I’m being dramatic, I don’t really live in the middle of nowhere, but considering I spent the last fifteen years next to a London underground central line station and now I have a castle down the road – it can definitely be considered a transformation. 

Now there are most certainly lessons to be learnt when a self proclaimed ‘city girl’ moves out to the country, the first relating to transportation. In the country, there are two cab services, and they rarely have cabs available – I wouldn’t be surprised if each cab company consisted of one driver. A bus is like the Loch Ness monster, you’ve heard about it, you may even have seen it, but when you go looking for it then it decides not to show its face. Trains come about every hour, if you miss one you won’t just be a few minutes late; you’ll miss the whole appointment. Thus the main lesson to be learnt is every time you leave the house, consider your travel options. 

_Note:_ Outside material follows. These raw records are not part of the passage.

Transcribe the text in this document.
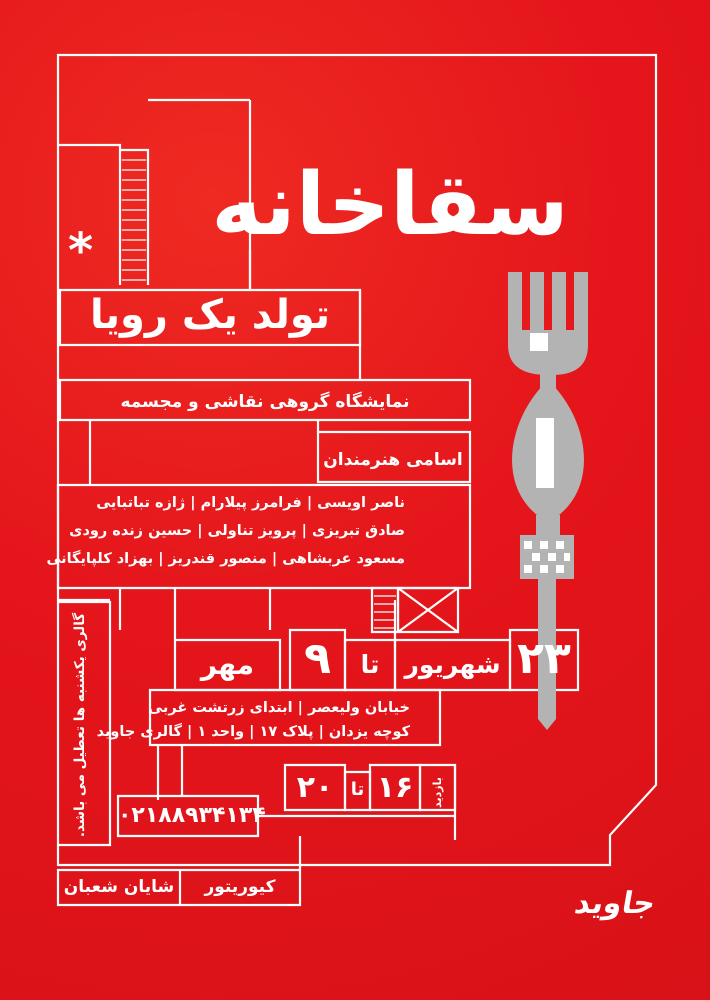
سقاخانه
تولد یک رویا
*
نمایشگاه گروهی نقاشی و مجسمه
اسامی هنرمندان
ناصر اویسی | فرامرز پیلارام | ژازه تباتبایی
صادق تبریزی | پرویز تناولی | حسین زنده رودی
مسعود عربشاهی | منصور قندریز | بهزاد کلپایگانی
۲۳
شهریور
تا
۹
مهر
خیابان ولیعصر | ابتدای زرتشت غربی
کوچه یزدان | پلاک ۱۷ | واحد ۱ | گالری جاوید
بازدید
۱۶
تا
۲۰
۰۲۱۸۸۹۳۴۱۳۴
گالری یکشنبه ها تعطیل می باشد.
کیوریتور
شایان شعبان	جاوید
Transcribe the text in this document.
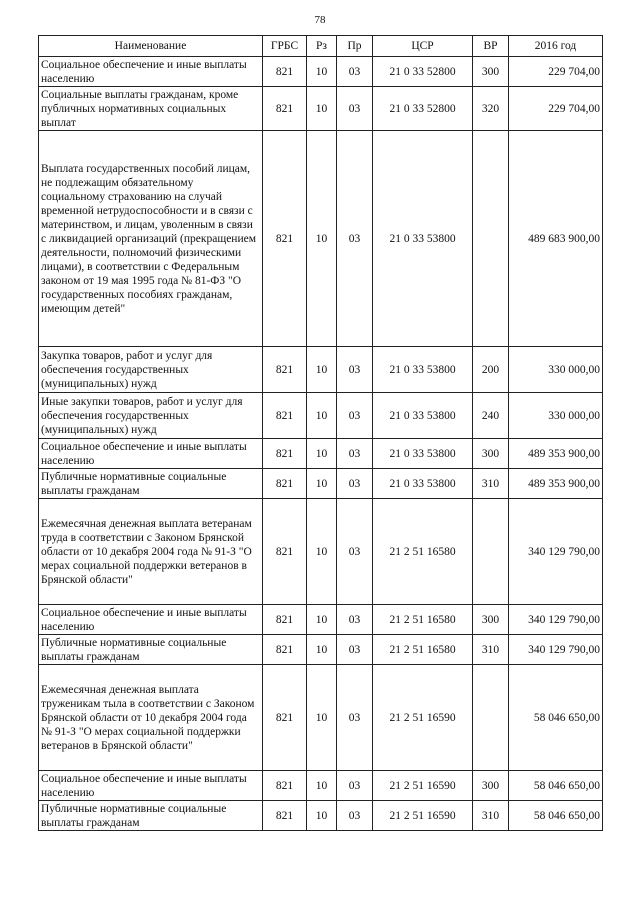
78
Наименование	ГРБС	Рз	Пр	ЦСР	ВР	2016 год
Социальное обеспечение и иные выплаты населению	821	10	03	21 0 33 52800	300	229 704,00
Социальные выплаты гражданам, кроме публичных нормативных социальных выплат	821	10	03	21 0 33 52800	320	229 704,00
Выплата государственных пособий лицам, не подлежащим обязательному социальному страхованию на случай временной нетрудоспособности и в связи с материнством, и лицам, уволенным в связи с ликвидацией организаций (прекращением деятельности, полномочий физическими лицами), в соответствии с Федеральным законом от 19 мая 1995 года № 81-ФЗ "О государственных пособиях гражданам, имеющим детей"	821	10	03	21 0 33 53800		489 683 900,00
Закупка товаров, работ и услуг для обеспечения государственных (муниципальных) нужд	821	10	03	21 0 33 53800	200	330 000,00
Иные закупки товаров, работ и услуг для обеспечения государственных (муниципальных) нужд	821	10	03	21 0 33 53800	240	330 000,00
Социальное обеспечение и иные выплаты населению	821	10	03	21 0 33 53800	300	489 353 900,00
Публичные нормативные социальные выплаты гражданам	821	10	03	21 0 33 53800	310	489 353 900,00
Ежемесячная денежная выплата ветеранам труда в соответствии с Законом Брянской области от 10 декабря 2004 года № 91-З "О мерах социальной поддержки ветеранов в Брянской области"	821	10	03	21 2 51 16580		340 129 790,00
Социальное обеспечение и иные выплаты населению	821	10	03	21 2 51 16580	300	340 129 790,00
Публичные нормативные социальные выплаты гражданам	821	10	03	21 2 51 16580	310	340 129 790,00
Ежемесячная денежная выплата труженикам тыла в соответствии с Законом Брянской области от 10 декабря 2004 года № 91-З "О мерах социальной поддержки ветеранов в Брянской области"	821	10	03	21 2 51 16590		58 046 650,00
Социальное обеспечение и иные выплаты населению	821	10	03	21 2 51 16590	300	58 046 650,00
Публичные нормативные социальные выплаты гражданам	821	10	03	21 2 51 16590	310	58 046 650,00
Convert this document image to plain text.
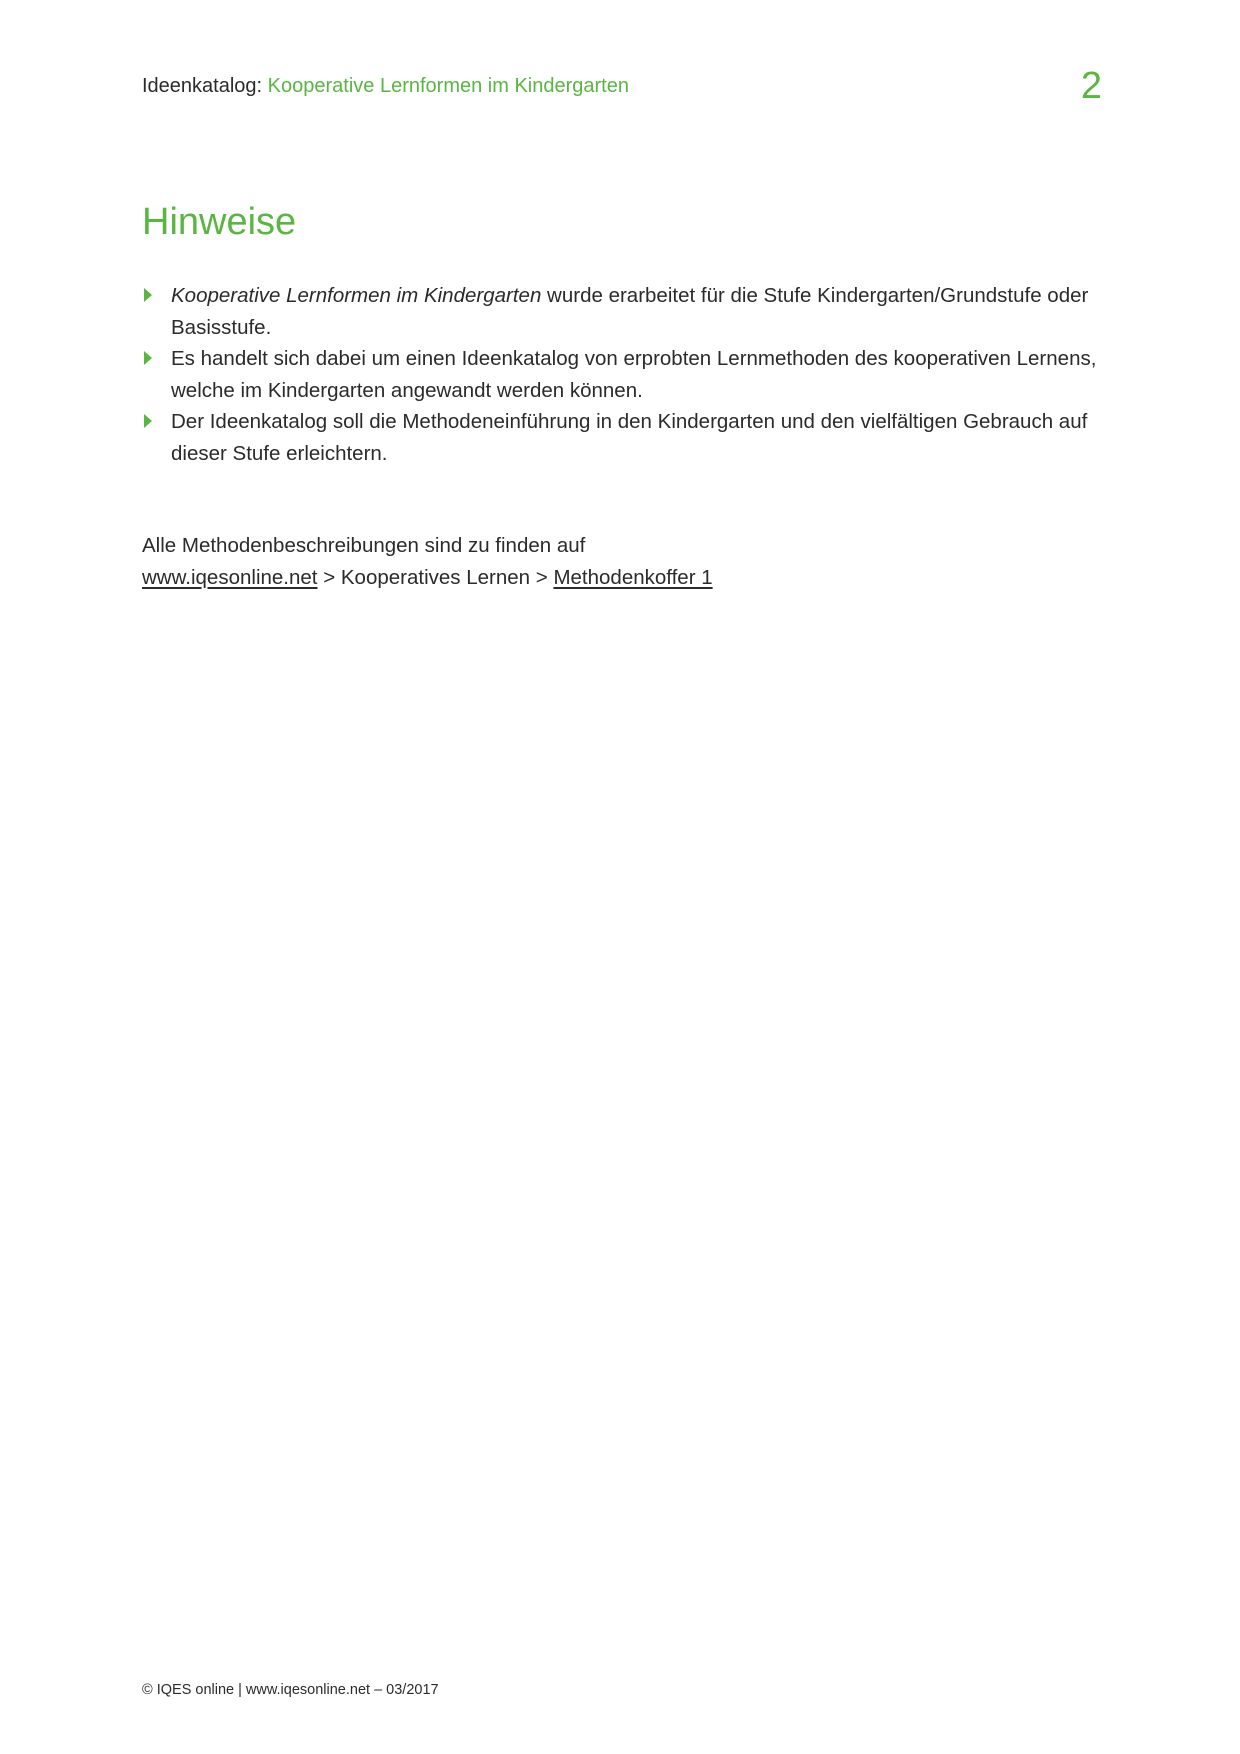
Ideenkatalog: Kooperative Lernformen im Kindergarten	2
Hinweise
Kooperative Lernformen im Kindergarten wurde erarbeitet für die Stufe Kindergarten/Grundstufe oder Basisstufe.
Es handelt sich dabei um einen Ideenkatalog von erprobten Lernmethoden des kooperativen Lernens, welche im Kindergarten angewandt werden können.
Der Ideenkatalog soll die Methodeneinführung in den Kindergarten und den vielfältigen Gebrauch auf dieser Stufe erleichtern.
Alle Methodenbeschreibungen sind zu finden auf
www.iqesonline.net > Kooperatives Lernen > Methodenkoffer 1
© IQES online | www.iqesonline.net – 03/2017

The second lesson to be learnt is that after work drinks will require a marathon to get home, making it no longer fun and resulting in you only being sociable on weekends. It’s ok though, just plan your weekends in advance to make sure nobody is neglected and embrace feeling like an old lady when you run straight home after work – it does result in more productive evenings and a constant state of being well-rested. 

After a while, being in ‘the middle of nowhere’ becomes second nature and all the glorious reasons for being outside the city become apparent. Sunset is visible, not clogged with congestion fumes, but gleaming orange, yellow and red. The seaside is 10 minutes down the road, with doughnuts, ice cream and a pier full of arcade games. There are ruins of a castle around the corner, on top of a hill overlooking the town, not to mention a horse sanctuary (but we’ll talk about that later). 

I will forever be in love with London, but I’m beginning to fall for weekends by the beach, countless beautiful cycling routes on my doorstep and fresh air. Oh how I love to breath fresh clean air, the type that makes your head feel all light and fluffy. I think if anything has transformed my way of thinking and convinced me that life outside the city exists, it’s definitely the fresh air.